No entanto, contrariando toda a lógica, o presidente Bolsonaro deu um passo além. Agora, afirma que, sem voto impresso, as eleições de 2022 serão necessariamente fraudadas. “Se não tiver o voto impresso, não interessa mais o voto de ninguém”, disse Jair Bolsonaro no início de julho.
Não é mais uma afirmação sobre uma suposta fraude ocorrida no passado ou de uma suposta fragilidade do sistema. É a peremptória declaração de que, sem voto impresso, a fraude será um imperativo. Sem deixar margens à dúvida, Jair Bolsonaro explicitou aonde queria chegar. “Ou fazemos eleições limpas no Brasil ou não temos eleições”, disse no dia 8 de julho.
Gravíssima, a ameaça recebeu as devidas reprovações de diversas autoridades. O Congresso mobilizou-se para rejeitar a PEC do voto impresso, instrumento do braço parlamentar do bolsonarismo para a campanha difamatória contra as eleições. A proposta ainda não foi oficialmente negada – sua votação na comissão foi adiada para depois do recesso parlamentar –, mas até o presidente Bolsonaro reconheceu. “Eu não acredito mais que passe na Câmara o voto impresso”, disse no dia 19 de julho.

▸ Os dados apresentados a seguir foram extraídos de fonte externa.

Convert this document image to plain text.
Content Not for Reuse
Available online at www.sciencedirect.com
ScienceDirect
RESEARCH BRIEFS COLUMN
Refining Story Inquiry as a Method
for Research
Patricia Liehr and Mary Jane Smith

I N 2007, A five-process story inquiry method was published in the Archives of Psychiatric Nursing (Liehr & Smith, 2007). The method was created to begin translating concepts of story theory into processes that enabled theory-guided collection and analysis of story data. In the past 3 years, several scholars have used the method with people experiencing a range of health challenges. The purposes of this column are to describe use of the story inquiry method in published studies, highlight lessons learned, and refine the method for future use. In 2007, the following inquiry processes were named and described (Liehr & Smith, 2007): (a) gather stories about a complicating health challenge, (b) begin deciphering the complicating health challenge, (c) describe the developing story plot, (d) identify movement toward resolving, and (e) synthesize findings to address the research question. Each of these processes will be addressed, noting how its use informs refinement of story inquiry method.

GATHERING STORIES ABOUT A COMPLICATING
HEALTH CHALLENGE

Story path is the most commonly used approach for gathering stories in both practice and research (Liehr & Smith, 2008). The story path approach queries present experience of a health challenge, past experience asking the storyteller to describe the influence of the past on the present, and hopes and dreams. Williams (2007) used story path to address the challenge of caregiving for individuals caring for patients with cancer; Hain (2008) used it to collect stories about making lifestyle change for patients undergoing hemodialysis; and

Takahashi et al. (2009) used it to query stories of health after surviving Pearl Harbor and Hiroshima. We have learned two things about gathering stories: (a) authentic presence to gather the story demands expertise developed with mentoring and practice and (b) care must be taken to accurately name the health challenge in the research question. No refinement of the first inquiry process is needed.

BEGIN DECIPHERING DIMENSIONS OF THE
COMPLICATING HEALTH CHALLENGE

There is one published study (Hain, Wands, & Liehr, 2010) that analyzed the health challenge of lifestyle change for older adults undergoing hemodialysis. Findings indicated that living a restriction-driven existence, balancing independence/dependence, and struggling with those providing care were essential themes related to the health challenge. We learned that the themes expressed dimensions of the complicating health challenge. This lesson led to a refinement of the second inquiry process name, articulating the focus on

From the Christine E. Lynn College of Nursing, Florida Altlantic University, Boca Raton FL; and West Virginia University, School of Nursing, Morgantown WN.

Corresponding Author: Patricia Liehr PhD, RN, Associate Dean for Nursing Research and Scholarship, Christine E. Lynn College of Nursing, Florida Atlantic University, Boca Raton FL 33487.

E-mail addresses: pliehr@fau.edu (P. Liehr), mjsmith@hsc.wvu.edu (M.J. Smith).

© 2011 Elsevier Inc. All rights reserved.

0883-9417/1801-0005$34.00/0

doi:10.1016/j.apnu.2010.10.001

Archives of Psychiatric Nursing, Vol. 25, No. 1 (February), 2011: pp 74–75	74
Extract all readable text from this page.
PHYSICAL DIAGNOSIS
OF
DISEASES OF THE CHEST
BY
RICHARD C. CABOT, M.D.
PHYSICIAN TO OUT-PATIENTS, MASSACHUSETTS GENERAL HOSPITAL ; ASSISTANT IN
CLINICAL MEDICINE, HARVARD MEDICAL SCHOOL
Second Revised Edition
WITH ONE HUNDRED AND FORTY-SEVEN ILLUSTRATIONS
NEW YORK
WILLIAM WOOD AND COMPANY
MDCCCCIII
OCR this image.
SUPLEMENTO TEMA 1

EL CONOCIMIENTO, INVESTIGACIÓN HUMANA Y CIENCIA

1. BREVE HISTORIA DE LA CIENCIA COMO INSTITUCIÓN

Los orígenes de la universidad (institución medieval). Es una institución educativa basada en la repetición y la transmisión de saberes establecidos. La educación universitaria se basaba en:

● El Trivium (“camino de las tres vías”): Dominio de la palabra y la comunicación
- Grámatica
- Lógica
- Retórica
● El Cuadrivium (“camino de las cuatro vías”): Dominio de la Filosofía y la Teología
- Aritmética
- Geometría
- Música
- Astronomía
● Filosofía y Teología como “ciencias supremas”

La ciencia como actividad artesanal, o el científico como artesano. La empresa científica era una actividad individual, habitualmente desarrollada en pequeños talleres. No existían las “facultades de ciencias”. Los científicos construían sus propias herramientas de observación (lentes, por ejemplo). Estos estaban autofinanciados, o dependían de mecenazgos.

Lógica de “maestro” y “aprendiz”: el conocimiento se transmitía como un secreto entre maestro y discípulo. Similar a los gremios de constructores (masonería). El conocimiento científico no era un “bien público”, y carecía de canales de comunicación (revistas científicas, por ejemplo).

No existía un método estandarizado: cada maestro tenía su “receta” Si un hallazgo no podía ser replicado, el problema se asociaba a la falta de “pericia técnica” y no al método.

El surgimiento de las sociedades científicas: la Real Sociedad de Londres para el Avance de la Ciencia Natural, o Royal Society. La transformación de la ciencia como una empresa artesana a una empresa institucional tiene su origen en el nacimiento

Mas Jair Bolsonaro não encerrou o assunto. No mesmo dia, insistiu na falácia. “Eleições não auditáveis não é eleição, é fraude”, disse. Isso não é opinião política, tampouco faz parte da “dinâmica eleitoral”, como disse certa vez a Advocacia-Geral da União, tentando explicar as declarações de Bolsonaro. Trata-se da campanha mais descarada e sórdida contra o direito de voto e o regime democrático a que o País assiste desde 1988.